In just over a week, two locals from Brio Spa and Salon in Lethbridge will be seeing the water crisis first hand as part of WaterAid’s study tour of Madagascar.

Owner Heather Tytula and Aubrey Boehr were selected to attend a 10-day tour after they both raised more than $7,500 for WaterAid Canada during Aveda Earth Month – that’s more than double the total amount Brio raised last year.

Aveda salons across Canada have supported WaterAid for over a decade. Last year, Aveda Canada committed to a three year project to ensure 100 per cent of the population in Sabotsy Anjiro and Belavabary, two districts in Madagascar, have access to clean water.

Over $507,000 total was raised for the project during Earth Month 2017 and Tytula and Boehr were among the top fundraising teams.

“We just straight out asked for donations, which was great because of course, we were raising money to provide clean water and sanitation in Madagascar,” said Tytula.

They held a yard sale in the back of the salon and Kinetic Indoor Cycle & Fitness hosted a class to support Brio’s fundraising effort.

“People came and were super generous and just donated money for Earth Month,” Tytula explained.

“Lethbridge has been so good to my husband and I. We’re both small business owners and you know, it’s about giving back. I think we’re very, very fortunate to live in Canada, to live in Alberta,” said Tytula. “I just don’t even think that we understand how privileged we are.”

Tytula has never travelled to a country in the middle of a water crisis. “I hear it’s going to be tough just even to see.

“We get to see WaterAid in action, so actually building the wells; we get to go to the villages where WaterAid has previously built wells in,” she said.

“We get to see exactly what they’re doing, but we also get to go to the villages that don’t have water and see the difference.”

Tytula takes some solace in the fact that her employee and friend will be travelling with her.

“I feel comforted going with somebody who has travelled a bit,” she said.

But Boehr said it’s important to feel a little uneasy.

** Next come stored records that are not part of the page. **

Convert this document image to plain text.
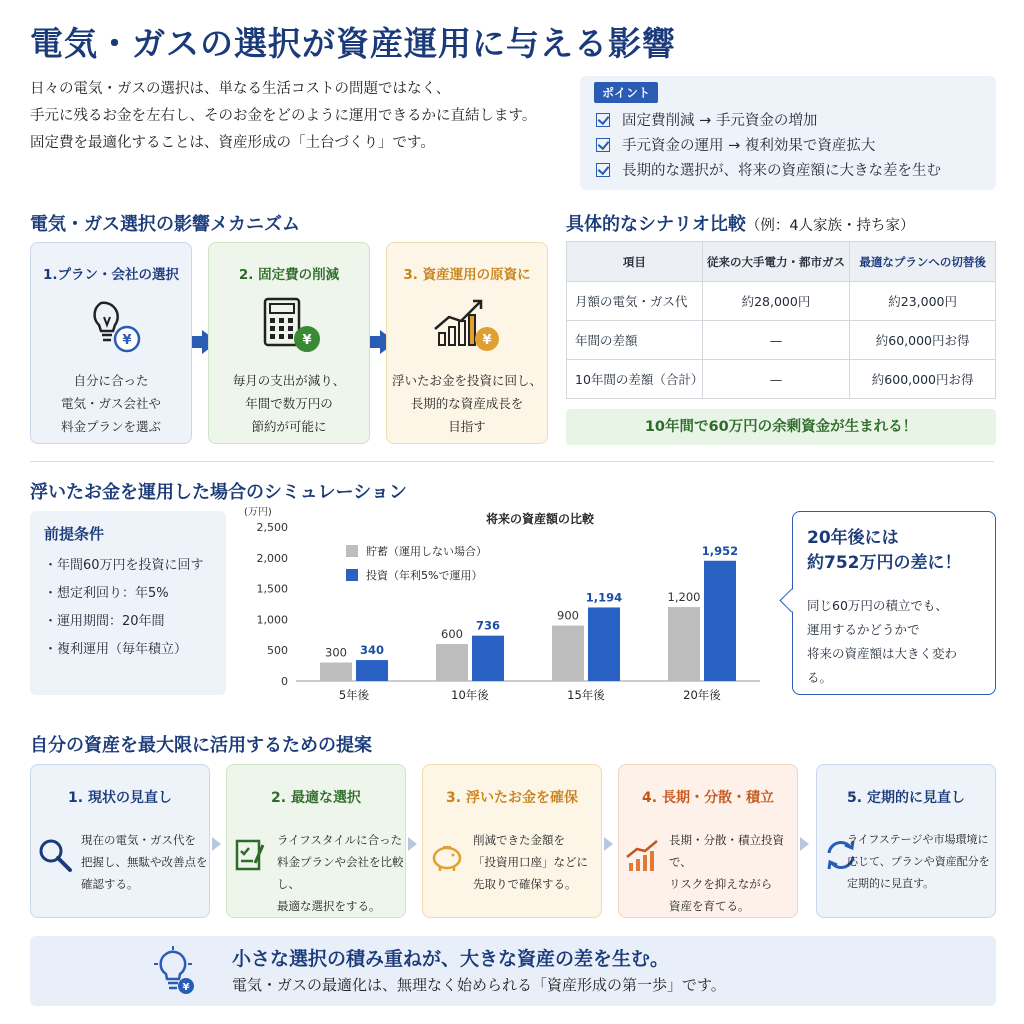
電気・ガスの選択が資産運用に与える影響
日々の電気・ガスの選択は、単なる生活コストの問題ではなく、
手元に残るお金を左右し、そのお金をどのように運用できるかに直結します。
固定費を最適化することは、資産形成の「土台づくり」です。
ポイント
固定費削減 → 手元資金の増加
手元資金の運用 → 複利効果で資産拡大
長期的な選択が、将来の資産額に大きな差を生む
電気・ガス選択の影響メカニズム
1.プラン・会社の選択
¥
自分に合った
電気・ガス会社や
料金プランを選ぶ
2. 固定費の削減
¥
毎月の支出が減り、
年間で数万円の
節約が可能に
3. 資産運用の原資に
¥
浮いたお金を投資に回し、
長期的な資産成長を
目指す
具体的なシナリオ比較（例：4人家族・持ち家）
項目	従来の大手電力・都市ガス	最適なプランへの切替後
月額の電気・ガス代	約28,000円	約23,000円
年間の差額	—	約60,000円お得
10年間の差額（合計）	—	約600,000円お得
10年間で60万円の余剰資金が生まれる！
浮いたお金を運用した場合のシミュレーション
前提条件
・年間60万円を投資に回す
・想定利回り：年5%
・運用期間：20年間
・複利運用（毎年積立）
(万円)	将来の資産額の比較
0
500
1,000
1,500
2,000
2,500
貯蓄（運用しない場合）
投資（年利5%で運用）
300 340
5年後
600
736
10年後
900
1,194
15年後
1,200
1,952
20年後
20年後には
約752万円の差に！
同じ60万円の積立でも、
運用するかどうかで
将来の資産額は大きく変わる。
自分の資産を最大限に活用するための提案
1. 現状の見直し
現在の電気・ガス代を
把握し、無駄や改善点を
確認する。
2. 最適な選択
ライフスタイルに合った
料金プランや会社を比較し、
最適な選択をする。
3. 浮いたお金を確保
削減できた金額を
「投資用口座」などに
先取りで確保する。
4. 長期・分散・積立
長期・分散・積立投資で、
リスクを抑えながら
資産を育てる。
5. 定期的に見直し
ライフステージや市場環境に
応じて、プランや資産配分を
定期的に見直す。
¥
小さな選択の積み重ねが、大きな資産の差を生む。
電気・ガスの最適化は、無理なく始められる「資産形成の第一歩」です。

“It’s good to be uncomfortable because then it promotes change, if you stay comfortable you never get to change,” Boehr explained.

On Saturday, they’ll be begin their journey to Madagascar.

“A part of me going is also me coming back and getting to share the story of how most of the world lives,” said Boehr, noting her clients are excited to hear about her experience.

She hopes by sharing these stories, she’ll help bring awareness to the issue.

“When you know more, you do more – you do better,” said Boehr.

“I think just sharing that, people will feel inspired to do better.”